We’d already taken my father’s Harley and ridden off, fearing that those Mexicans would come after us. Our plan was to lie low for a while, then come back and make sure they paid for what they did.
We eventually did make them pay, but not until years later with the Devils at our backs.
But those aren’t the stories I told Summer.

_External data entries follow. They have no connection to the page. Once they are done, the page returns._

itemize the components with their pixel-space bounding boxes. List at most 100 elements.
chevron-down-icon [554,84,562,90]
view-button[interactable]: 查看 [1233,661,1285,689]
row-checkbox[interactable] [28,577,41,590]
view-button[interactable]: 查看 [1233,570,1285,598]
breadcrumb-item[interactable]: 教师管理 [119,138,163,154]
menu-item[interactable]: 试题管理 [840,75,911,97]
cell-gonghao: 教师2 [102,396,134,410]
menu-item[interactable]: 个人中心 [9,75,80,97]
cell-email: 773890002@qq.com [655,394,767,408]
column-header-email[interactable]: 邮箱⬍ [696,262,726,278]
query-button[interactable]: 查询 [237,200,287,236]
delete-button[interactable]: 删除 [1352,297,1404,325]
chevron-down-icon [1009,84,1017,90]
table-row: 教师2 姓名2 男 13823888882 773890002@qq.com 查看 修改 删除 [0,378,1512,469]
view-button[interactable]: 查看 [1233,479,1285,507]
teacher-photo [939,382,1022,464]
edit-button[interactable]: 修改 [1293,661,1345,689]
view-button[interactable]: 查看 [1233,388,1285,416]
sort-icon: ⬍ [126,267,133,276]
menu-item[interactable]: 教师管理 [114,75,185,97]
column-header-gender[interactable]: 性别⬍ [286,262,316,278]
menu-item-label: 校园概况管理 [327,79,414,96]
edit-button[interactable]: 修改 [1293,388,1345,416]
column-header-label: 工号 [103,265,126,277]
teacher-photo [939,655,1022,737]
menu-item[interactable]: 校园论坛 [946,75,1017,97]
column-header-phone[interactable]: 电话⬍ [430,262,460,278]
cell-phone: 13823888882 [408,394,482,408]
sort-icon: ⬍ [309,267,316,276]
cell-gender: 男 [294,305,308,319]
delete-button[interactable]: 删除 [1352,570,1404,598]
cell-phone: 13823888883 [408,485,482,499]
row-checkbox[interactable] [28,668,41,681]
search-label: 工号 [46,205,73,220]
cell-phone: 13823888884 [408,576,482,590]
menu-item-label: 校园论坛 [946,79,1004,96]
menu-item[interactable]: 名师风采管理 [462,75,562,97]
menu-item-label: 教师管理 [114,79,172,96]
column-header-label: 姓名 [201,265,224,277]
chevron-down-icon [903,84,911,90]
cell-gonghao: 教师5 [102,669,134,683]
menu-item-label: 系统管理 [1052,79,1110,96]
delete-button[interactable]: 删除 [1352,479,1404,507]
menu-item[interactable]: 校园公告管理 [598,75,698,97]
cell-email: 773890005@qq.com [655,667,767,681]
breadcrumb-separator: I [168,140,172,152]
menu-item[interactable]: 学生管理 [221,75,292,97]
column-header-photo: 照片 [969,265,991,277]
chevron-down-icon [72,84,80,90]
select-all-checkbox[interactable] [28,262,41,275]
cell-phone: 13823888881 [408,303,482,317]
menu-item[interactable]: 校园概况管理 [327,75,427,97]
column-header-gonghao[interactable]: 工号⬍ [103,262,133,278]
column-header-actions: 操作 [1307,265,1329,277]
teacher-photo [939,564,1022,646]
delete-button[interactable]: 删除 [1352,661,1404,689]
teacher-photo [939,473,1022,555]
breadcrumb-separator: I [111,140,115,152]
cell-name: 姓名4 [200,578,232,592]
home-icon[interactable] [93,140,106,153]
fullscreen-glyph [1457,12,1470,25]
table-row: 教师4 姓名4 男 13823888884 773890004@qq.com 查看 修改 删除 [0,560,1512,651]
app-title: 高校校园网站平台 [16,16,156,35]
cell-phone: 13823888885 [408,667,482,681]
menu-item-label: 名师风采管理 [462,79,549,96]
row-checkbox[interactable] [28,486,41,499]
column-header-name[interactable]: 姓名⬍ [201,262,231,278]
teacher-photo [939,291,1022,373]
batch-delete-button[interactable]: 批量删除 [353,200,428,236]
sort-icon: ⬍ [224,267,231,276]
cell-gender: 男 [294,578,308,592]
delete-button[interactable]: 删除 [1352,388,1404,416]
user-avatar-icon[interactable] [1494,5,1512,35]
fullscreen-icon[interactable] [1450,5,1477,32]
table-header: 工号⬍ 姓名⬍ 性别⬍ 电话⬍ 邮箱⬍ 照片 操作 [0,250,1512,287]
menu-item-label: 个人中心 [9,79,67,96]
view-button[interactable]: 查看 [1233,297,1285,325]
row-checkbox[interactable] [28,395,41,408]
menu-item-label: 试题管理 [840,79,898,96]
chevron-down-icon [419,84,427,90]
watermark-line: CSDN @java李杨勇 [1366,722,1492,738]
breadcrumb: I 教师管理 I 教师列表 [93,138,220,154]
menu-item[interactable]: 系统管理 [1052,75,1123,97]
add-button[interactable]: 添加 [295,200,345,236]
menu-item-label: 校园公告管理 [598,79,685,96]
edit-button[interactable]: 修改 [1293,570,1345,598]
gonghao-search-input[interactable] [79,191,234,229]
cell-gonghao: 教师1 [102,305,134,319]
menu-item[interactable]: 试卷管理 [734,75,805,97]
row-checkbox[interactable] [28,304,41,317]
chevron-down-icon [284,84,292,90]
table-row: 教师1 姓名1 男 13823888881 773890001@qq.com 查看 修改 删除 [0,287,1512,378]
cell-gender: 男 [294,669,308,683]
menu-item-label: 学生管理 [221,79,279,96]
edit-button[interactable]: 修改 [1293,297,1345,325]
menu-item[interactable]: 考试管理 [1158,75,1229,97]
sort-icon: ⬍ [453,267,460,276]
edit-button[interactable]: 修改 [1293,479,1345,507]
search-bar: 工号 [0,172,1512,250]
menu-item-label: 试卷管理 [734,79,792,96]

I told her about teaching my little brother to ride his bike and play catch in our back yard. I told her about cooking with my grandpa, about fishing with my dad, about my mom’s singing and my grandma's love of animals. At one point she had two dogs, four cats, a ferret and a bearded dragon living with us.
“But yeah, my mom had the most beautiful voice, and she’d sing all the time. While cooking and cleaning, in the shower, you name it,” I say. “I completely forgot about that. Her voice was good enough to go pro.”
I run my hand through my hair to look at Summer secretly, wondering if she’s bored to tears yet. She’s looking at me very intently though, her eyes glowing in the overhead light are kinda wet. I haven’t heard her munching on her tortilla chips for a while. Man, I hope she doesn’t start crying. By why would she? I’m not talking about sad things.
She slides her hand across the table and takes hold of mine.
“I’m so sorry about everything you lost,” she says.
“Nothing for it now,” I say in a choked off voice.
This is why I don’t talk about my family, and I don’t think about them. It never ends well. I have no idea why I just did.
“So, what MC did your dad belong to?” she asks. “Why didn’t they ride to avenge them?”
I chuckle and shake my head. “His club was just a group of guys and ladies who liked to ride. White Eagles MC… they did charity drives, made sure kids got to school safely and stayed off drugs, that kinda thing. They also held get togethers… these huge barbecues and whatnot for the whole town almost every month.”